A special US election poll compiled for The Independent by JL Partners found a majority of Americans, 51 per cent, said they would be confident while taking a coronavirus vaccine. But among Mr Trump's supporters, that figure drops under a scenario in which Mr Fauci endorses a vaccine.

Fifty-four per cent of the president's backers express confidence in a vaccine before a Fauci endorsement is mentioned.

But after, that figure drops to 45 per cent.

Mr Trump and Mr Fauci have traded barbs, again, over the last few days.

The president called the scientist a "disaster" on a Monday call with campaign staffers, declaring Americans "tired" of hearing about Covid-19. He also alleged, without supporting evidence, that had Mr Fauci, not him, been in charge of the federal response, half a million Americans would be dead.

The president attacked Dr Fauci on a campaign call to staffers and said that if the scientist had been in charge more than 500,000 Americans would have died.

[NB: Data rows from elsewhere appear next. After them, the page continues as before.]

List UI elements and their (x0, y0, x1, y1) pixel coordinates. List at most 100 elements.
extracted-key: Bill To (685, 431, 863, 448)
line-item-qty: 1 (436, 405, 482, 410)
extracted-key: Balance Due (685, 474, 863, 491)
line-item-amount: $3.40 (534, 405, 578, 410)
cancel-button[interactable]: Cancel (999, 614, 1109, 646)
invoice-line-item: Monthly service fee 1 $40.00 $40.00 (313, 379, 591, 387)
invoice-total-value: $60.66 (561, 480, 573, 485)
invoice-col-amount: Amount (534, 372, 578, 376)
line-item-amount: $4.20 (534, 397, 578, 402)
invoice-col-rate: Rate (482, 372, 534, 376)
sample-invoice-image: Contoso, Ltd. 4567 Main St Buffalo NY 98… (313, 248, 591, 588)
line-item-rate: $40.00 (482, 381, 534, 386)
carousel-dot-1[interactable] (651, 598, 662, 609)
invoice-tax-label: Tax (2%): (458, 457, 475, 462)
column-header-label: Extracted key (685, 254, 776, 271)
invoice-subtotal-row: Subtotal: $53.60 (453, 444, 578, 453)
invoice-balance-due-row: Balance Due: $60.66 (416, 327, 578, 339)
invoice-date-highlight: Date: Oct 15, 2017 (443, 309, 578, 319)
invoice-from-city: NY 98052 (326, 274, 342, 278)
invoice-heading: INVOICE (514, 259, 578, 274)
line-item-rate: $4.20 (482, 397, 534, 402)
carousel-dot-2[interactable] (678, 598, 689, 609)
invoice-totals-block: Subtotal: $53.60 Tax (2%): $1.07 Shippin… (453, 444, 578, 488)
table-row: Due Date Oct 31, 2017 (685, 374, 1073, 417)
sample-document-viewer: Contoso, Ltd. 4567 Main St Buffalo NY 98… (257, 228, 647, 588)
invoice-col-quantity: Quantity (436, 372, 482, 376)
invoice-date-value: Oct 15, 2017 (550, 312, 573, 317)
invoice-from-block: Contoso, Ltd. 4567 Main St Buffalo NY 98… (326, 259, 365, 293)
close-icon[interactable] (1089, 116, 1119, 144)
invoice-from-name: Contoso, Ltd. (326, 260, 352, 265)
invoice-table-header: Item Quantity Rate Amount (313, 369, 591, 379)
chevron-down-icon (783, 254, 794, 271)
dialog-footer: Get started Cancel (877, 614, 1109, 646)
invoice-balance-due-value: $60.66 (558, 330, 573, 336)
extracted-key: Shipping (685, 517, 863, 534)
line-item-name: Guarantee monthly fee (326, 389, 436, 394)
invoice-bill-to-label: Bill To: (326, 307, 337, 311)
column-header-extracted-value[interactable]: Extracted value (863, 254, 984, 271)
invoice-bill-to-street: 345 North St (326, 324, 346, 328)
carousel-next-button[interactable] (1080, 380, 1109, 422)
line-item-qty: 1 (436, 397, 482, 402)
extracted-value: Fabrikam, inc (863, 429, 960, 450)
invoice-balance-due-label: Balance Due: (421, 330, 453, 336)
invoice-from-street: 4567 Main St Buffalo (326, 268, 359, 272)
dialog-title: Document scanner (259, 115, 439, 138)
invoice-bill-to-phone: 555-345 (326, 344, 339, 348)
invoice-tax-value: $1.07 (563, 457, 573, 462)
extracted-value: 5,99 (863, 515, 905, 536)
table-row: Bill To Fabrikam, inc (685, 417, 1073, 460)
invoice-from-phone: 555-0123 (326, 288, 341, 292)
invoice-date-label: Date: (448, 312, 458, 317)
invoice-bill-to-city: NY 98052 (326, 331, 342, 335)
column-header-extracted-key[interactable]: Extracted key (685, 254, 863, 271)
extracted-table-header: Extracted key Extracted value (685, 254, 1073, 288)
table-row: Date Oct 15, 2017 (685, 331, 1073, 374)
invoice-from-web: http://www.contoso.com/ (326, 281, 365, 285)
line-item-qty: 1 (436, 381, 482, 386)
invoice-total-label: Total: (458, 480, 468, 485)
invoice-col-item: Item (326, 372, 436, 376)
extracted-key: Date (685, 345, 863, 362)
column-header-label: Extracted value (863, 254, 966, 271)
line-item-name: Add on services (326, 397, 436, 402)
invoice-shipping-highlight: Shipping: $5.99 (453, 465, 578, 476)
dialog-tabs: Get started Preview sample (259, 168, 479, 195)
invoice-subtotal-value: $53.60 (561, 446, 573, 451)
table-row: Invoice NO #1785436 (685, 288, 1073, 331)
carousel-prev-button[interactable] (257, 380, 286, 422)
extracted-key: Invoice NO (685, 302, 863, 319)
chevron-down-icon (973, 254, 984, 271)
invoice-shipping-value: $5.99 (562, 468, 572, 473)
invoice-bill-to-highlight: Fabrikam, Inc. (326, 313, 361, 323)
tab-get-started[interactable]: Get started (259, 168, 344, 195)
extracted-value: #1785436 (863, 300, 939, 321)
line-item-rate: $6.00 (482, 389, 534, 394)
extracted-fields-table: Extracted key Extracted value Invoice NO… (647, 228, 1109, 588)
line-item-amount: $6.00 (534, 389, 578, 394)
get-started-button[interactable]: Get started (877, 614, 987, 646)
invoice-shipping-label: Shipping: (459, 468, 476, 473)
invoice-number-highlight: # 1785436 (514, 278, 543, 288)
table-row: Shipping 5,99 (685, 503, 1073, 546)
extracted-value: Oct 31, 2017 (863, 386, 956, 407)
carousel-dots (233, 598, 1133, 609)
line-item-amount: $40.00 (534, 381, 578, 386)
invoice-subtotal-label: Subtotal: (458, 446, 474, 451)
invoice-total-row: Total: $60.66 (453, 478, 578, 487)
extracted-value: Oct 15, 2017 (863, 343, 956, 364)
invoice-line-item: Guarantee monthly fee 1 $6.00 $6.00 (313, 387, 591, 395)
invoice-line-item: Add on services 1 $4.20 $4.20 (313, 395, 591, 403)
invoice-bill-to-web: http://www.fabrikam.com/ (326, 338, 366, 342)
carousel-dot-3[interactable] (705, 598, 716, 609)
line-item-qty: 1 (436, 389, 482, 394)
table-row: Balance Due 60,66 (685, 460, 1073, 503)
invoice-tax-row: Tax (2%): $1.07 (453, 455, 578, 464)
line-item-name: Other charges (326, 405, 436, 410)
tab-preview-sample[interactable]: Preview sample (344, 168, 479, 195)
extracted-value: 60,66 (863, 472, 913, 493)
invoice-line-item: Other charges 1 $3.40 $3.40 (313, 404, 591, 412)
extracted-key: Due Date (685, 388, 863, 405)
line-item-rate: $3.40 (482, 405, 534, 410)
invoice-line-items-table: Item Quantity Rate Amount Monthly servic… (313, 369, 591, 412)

"Fauci is a disaster. If I listened to him, we'd have 500,000 deaths," Mr Trump said on the call, according to CNN. "If there's a reporter on, you can have it just the way I said it, I couldn't care less."

The senior National Institutes of Health official got the first word, criticizing the president for a so-called "superspreader" event earlier this month at the White House to honour Supreme Court nominee Amy Coney Barrett.

Mr Fauci said he is "absolutely not" surprised the commander-in-chief fell ill after the event, where few attendees wore masks or followed social distancing guidelines during indoor and outdoor ceremonies.

"When I saw that on TV, I said, 'Oh my goodness. Nothing good can come out of that, that's got to be a problem.' And then sure enough, it turned out to be a superspreader event," Mr Fauci said on CBS News' "60 Minutes" program.

Despite the war of words, Mr Fauci and Mr Trump share a defensive posture about how the federal government has handled the pandemic.

"I don't think," he told CBS, "we could have possibly have done any more than that."

JL Partners were commissioned to poll American voters on behalf of The Independent and spoke to 1,034 respondents across the U.S.

A slim majority of voters said they would be confident to take a Covid vaccine with 51% saying they would be very confident, 8 % neutral and 41 % either not very confident or not confident at all.